Pensavo, ora che Vagabundo è tornato online, che c’è stato un aspetto della storia che lì per lì quasi non ho considerato, ma ora mi continua a ronzare in testa.
Un’altra differenza tra gestire un sito “complesso” (relativamente, molto relativamente: anche nei suoi momenti di maggiore “splendore”, Life In Low-Fi è sempre stato un blog “lineare”) e qualcosa di “minimo” (come queste righe) sta nel grado di preoccupazione e sbattimento quando qualcosa non funziona.
Anche senza considerare l’esperienza che mi ha fatto traslocare qui, ogni qualvolta mi si presentava un problema, iniziavo una sezione di troubleshooting che costituiva un carico – anche, se non sopratutto – mentale considerevole.
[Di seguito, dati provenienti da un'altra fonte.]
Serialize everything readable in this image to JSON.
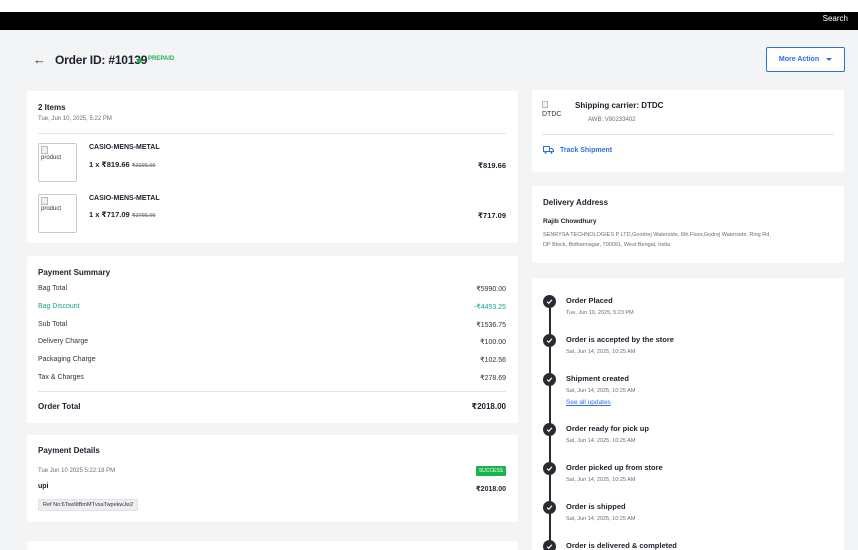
{
  "topbar": {
    "search": "Search"
  },
  "header": {
    "order_id": "Order ID: #10139",
    "payment_status": "PREPAID",
    "more_action": "More Action"
  },
  "items": {
    "count": "2 Items",
    "date": "Tue, Jun 10, 2025, 5:22 PM",
    "list": [
      {
        "image_alt": "product",
        "name": "CASIO-MENS-METAL",
        "qty_price": "1 x ₹819.66",
        "mrp": "₹3195.00",
        "total": "₹819.66"
      },
      {
        "image_alt": "product",
        "name": "CASIO-MENS-METAL",
        "qty_price": "1 x ₹717.09",
        "mrp": "₹2795.00",
        "total": "₹717.09"
      }
    ]
  },
  "payment_summary": {
    "title": "Payment Summary",
    "rows": [
      {
        "label": "Bag Total",
        "value": "₹5990.00"
      },
      {
        "label": "Bag Discount",
        "value": "-₹4453.25"
      },
      {
        "label": "Sub Total",
        "value": "₹1536.75"
      },
      {
        "label": "Delivery Charge",
        "value": "₹100.00"
      },
      {
        "label": "Packaging Charge",
        "value": "₹102.56"
      },
      {
        "label": "Tax & Charges",
        "value": "₹278.69"
      }
    ],
    "total_label": "Order Total",
    "total_value": "₹2018.00",
    "discount_color": "#19a58a"
  },
  "payment_details": {
    "title": "Payment Details",
    "date": "Tue Jun 10 2025 5:22:18 PM",
    "status": "SUCCESS",
    "method": "upi",
    "amount": "₹2018.00",
    "ref": "Ref No:6Tsw9tBmMTvsaTwpekwJw2"
  },
  "shipping": {
    "logo_alt": "DTDC",
    "carrier": "Shipping carrier: DTDC",
    "awb": "AWB: V80233402",
    "track": "Track Shipment"
  },
  "delivery": {
    "title": "Delivery Address",
    "name": "Rajib Chowdhury",
    "address_line1": "SENRYSA TECHNOLOGIES P LTD,Goodrej Waterside, 6th Floor,Godrej Waterside, Ring Rd,",
    "address_line2": "DP Block, Bidhannagar, 700091, West Bengal, India"
  },
  "timeline": [
    {
      "title": "Order Placed",
      "time": "Tue, Jun 10, 2025, 5:23 PM"
    },
    {
      "title": "Order is accepted by the store",
      "time": "Sat, Jun 14, 2025, 10:25 AM"
    },
    {
      "title": "Shipment created",
      "time": "Sat, Jun 14, 2025, 10:25 AM",
      "link": "See all updates"
    },
    {
      "title": "Order ready for pick up",
      "time": "Sat, Jun 14, 2025, 10:25 AM"
    },
    {
      "title": "Order picked up from store",
      "time": "Sat, Jun 14, 2025, 10:25 AM"
    },
    {
      "title": "Order is shipped",
      "time": "Sat, Jun 14, 2025, 10:25 AM"
    },
    {
      "title": "Order is delivered & completed",
      "time": ""
    }
  ],
  "colors": {
    "accent": "#2d6ee3",
    "success": "#19b44e",
    "timeline": "#2a2a33"
  }
}
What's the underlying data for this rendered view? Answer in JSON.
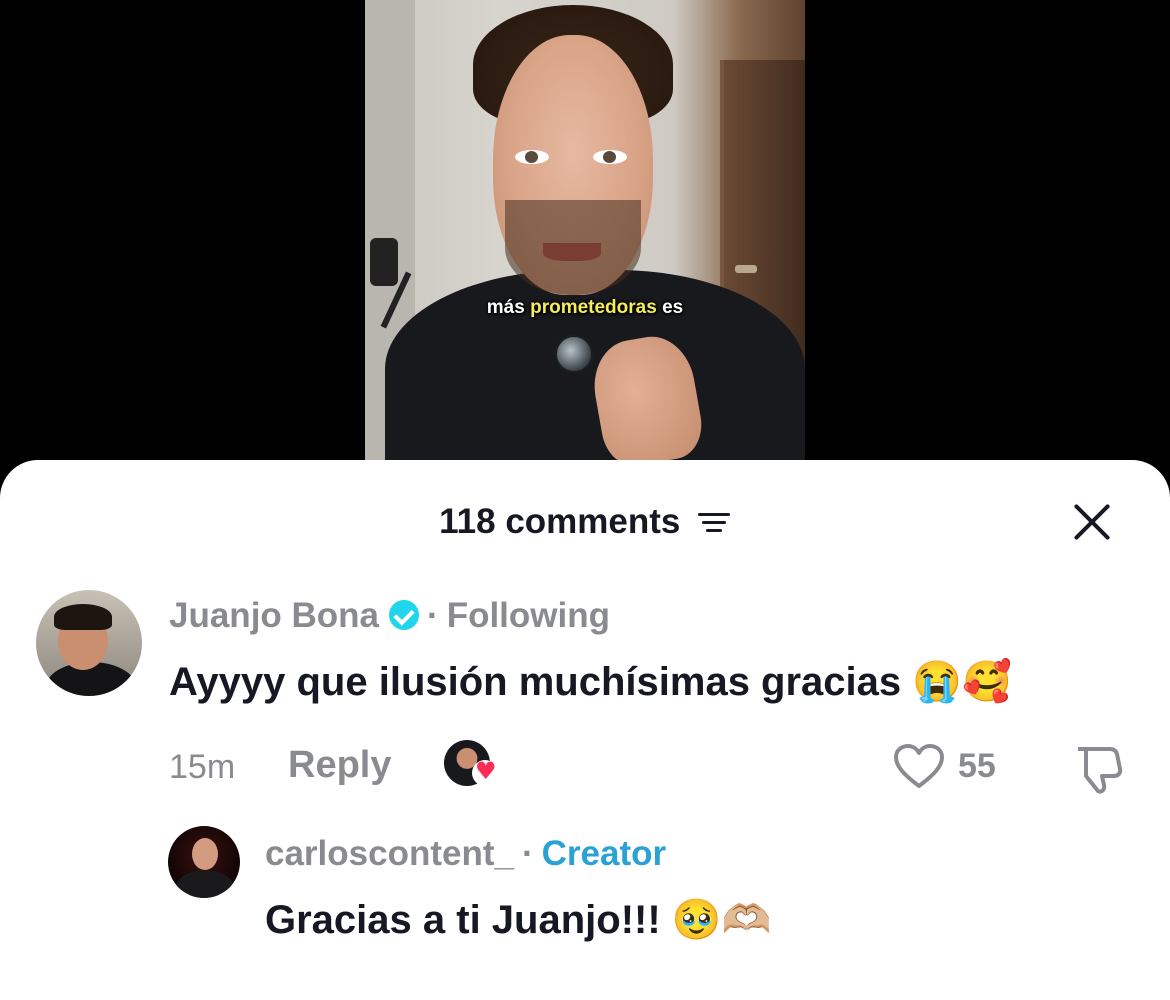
{
  "video": {
    "caption_prefix": "más",
    "caption_highlight": "prometedoras",
    "caption_suffix": "es"
  },
  "comments_sheet": {
    "count_label": "118 comments",
    "filter_icon": "filter-icon",
    "close_icon": "close-icon"
  },
  "comments": [
    {
      "username": "Juanjo Bona",
      "verified": true,
      "separator": "·",
      "relation": "Following",
      "text": "Ayyyy que ilusión muchísimas gracias 😭🥰",
      "time": "15m",
      "reply_label": "Reply",
      "liked_by_creator": true,
      "like_count": "55"
    },
    {
      "username": "carloscontent_",
      "separator": "·",
      "role": "Creator",
      "text": "Gracias a ti Juanjo!!! 🥹🫶🏼"
    }
  ],
  "colors": {
    "accent_creator": "#2aa2d6",
    "verified": "#20d5ec",
    "like_heart": "#fe2c55",
    "muted_text": "#8a8b91",
    "primary_text": "#161823"
  }
}
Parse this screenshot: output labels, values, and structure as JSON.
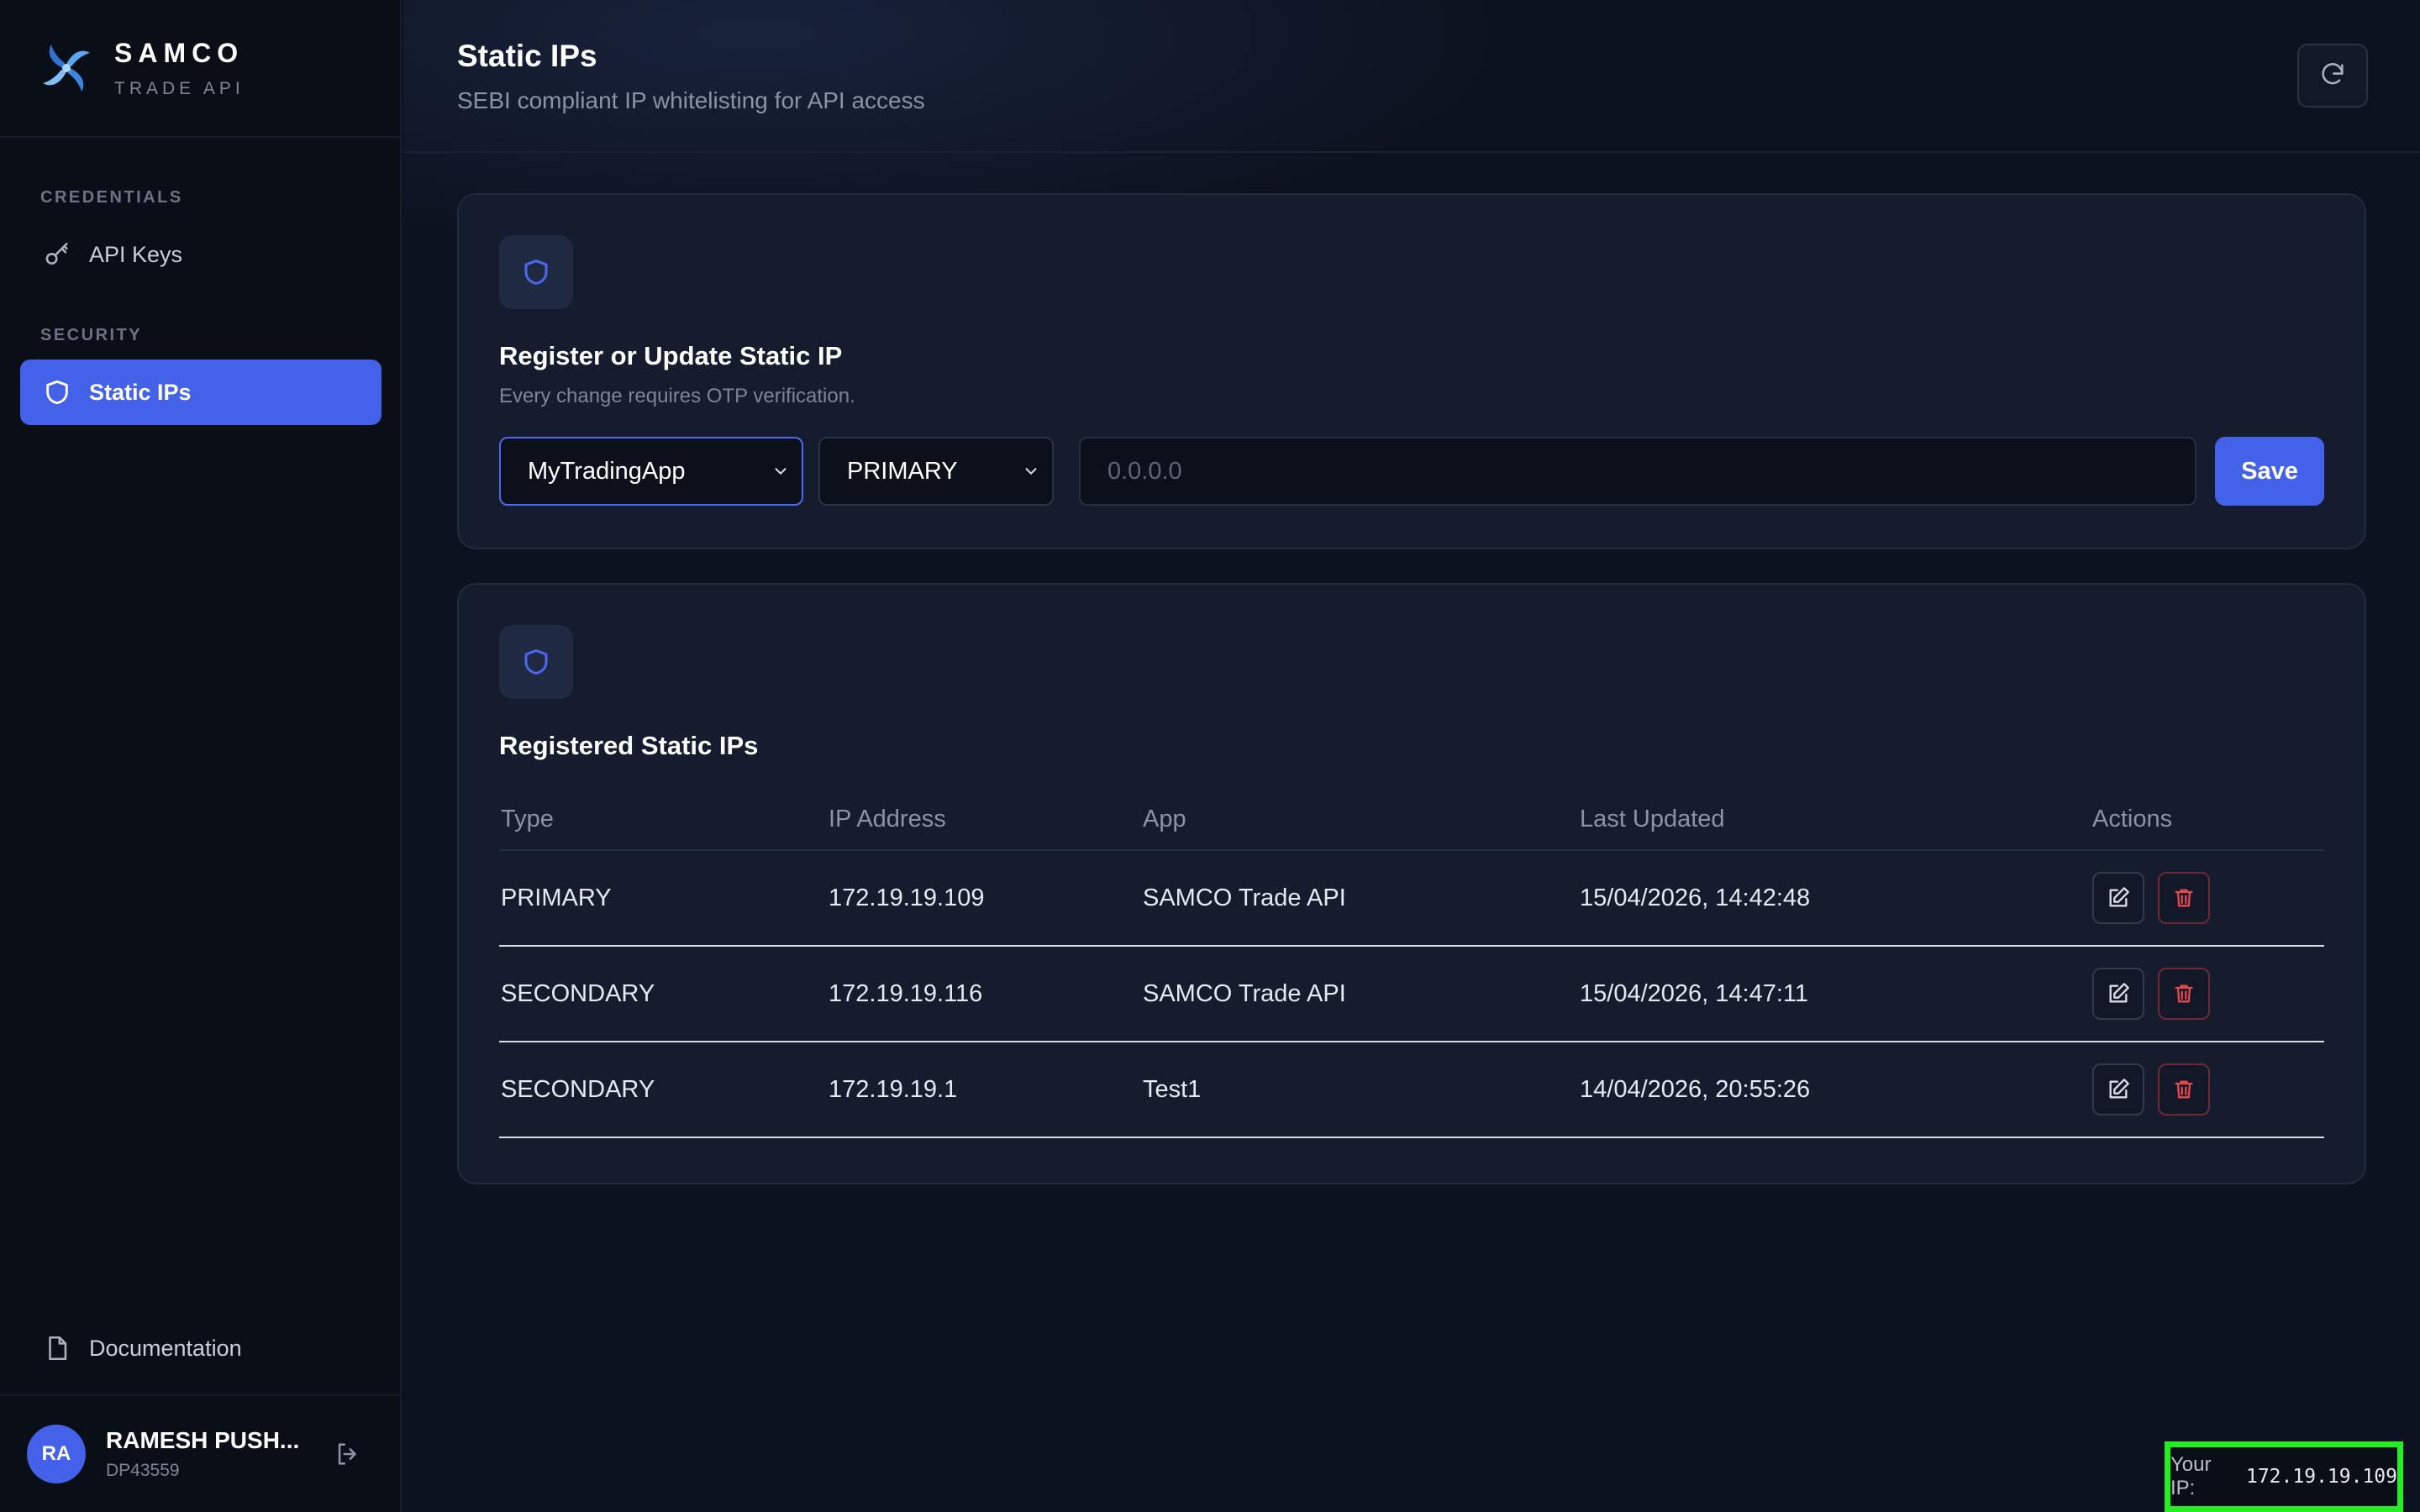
{
  "brand": {
    "name": "SAMCO",
    "subtitle": "TRADE API"
  },
  "sidebar": {
    "sections": [
      {
        "label": "CREDENTIALS",
        "items": [
          {
            "label": "API Keys",
            "icon": "key-icon"
          }
        ]
      },
      {
        "label": "SECURITY",
        "items": [
          {
            "label": "Static IPs",
            "icon": "shield-icon",
            "active": true
          }
        ]
      }
    ],
    "footer_link": {
      "label": "Documentation",
      "icon": "document-icon"
    }
  },
  "user": {
    "initials": "RA",
    "name": "RAMESH PUSH...",
    "id": "DP43559"
  },
  "header": {
    "title": "Static IPs",
    "subtitle": "SEBI compliant IP whitelisting for API access"
  },
  "register_card": {
    "title": "Register or Update Static IP",
    "description": "Every change requires OTP verification.",
    "app_select": {
      "value": "MyTradingApp"
    },
    "type_select": {
      "value": "PRIMARY"
    },
    "ip_input": {
      "value": "",
      "placeholder": "0.0.0.0"
    },
    "save_label": "Save"
  },
  "registered_card": {
    "title": "Registered Static IPs",
    "columns": [
      "Type",
      "IP Address",
      "App",
      "Last Updated",
      "Actions"
    ],
    "rows": [
      {
        "type": "PRIMARY",
        "ip": "172.19.19.109",
        "app": "SAMCO Trade API",
        "updated": "15/04/2026, 14:42:48"
      },
      {
        "type": "SECONDARY",
        "ip": "172.19.19.116",
        "app": "SAMCO Trade API",
        "updated": "15/04/2026, 14:47:11"
      },
      {
        "type": "SECONDARY",
        "ip": "172.19.19.1",
        "app": "Test1",
        "updated": "14/04/2026, 20:55:26"
      }
    ]
  },
  "footer": {
    "your_ip_label": "Your IP:",
    "your_ip_value": "172.19.19.109"
  },
  "colors": {
    "accent": "#4461ea",
    "danger": "#e5484d",
    "highlight": "#22ee22"
  }
}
Sicuramente al momento il mio approccio alla scrittura qui è molto più “rilassato” di quanto sia mai stato in precedenza (con l’unica eccezione, forse, di un sito su Blogger di un paio d’ere geologiche fa che ancora esiste e che presto svuoterò, trasformandolo in un redirect per rant.li che nessuno vedrà mai); come nel famoso caso dell’uovo e della gallina, però, non so dire se questa sia la causa o la conseguenza del fatto che se qualcosa “si rompe”, qui o ancor di più sul “quaderno dei ritagli” non c’è quasi nulla che possa fare se non aspettare.
Esiste una sensazione di “parziale impotenza rilassante”?
Adesso credo di sì.
A quanto pare, Vagabundo è tornato disponibile; la cosa pone – temporaneamente – fine alla telenovela, pur lasciando intatti i dubbi circa l’origine del problema.
Gli account del “creatore” su Telegram e Twitter sono ancora, rispettivamente, “inesistente” e “sospeso”.
Il dilemma circa la stabilità della piattaforma persiste, quindi mi chiedo se sia possibile fare “reverse engineering “ del bot alla base, magari per configurarlo per la pubblicazione su un proprio spazio web.
Indagherò.
...and the law won.
Nuova puntata della Telenovela in divenire nota come Vagabundo.co
Pare che l’account Telegram del creatore del bot non esista (più?) e quello Twitter risulta sospeso.
Cercherò di saperne di più.
Vagabundo.co è – al momento- irraggiungibile.
Un “temporary out of service” non ai nega a nessuno, suppongo.
Qui, però, il problema è leggermente fuori asse rispetto al normale “devo affidarmi ai servizi di cui usufruisco”: qui c’è di mezzo Telegram.
Telegram è un gran servizio, ma con l’aumentare della sua popolarità è aumentata anche la sensazione da “black box” che l’utente ne ricava, specie quando non funziona come dovrebbe.
Nel mio caso specifico, la sensazione è esponenziale, visto che – per ciò che concerne le sue attività “classiche” – Telegram funziona perfettamente.
E a voler essere pignoli, ciò che fa andare avanti Vagabundo è un bot, dunque una funzione canonica della piattaforma.
Dove starà il problema?
Possibilità di debug autonomo, zero.
Quanto siamo disposti a dipendere dalle bizzarrie dei software che usiamo (ma la domanda si adatta anche ai servizi, agli strumenti fisici)?
É più disagevole perdere temporaneamente un servizio essenziale, anche se si pensa – con ragione – che i tempi di ripristino saranno minori, o qualcosa di velleitario, che quasi ci fa sentire in colpa a lamentarci?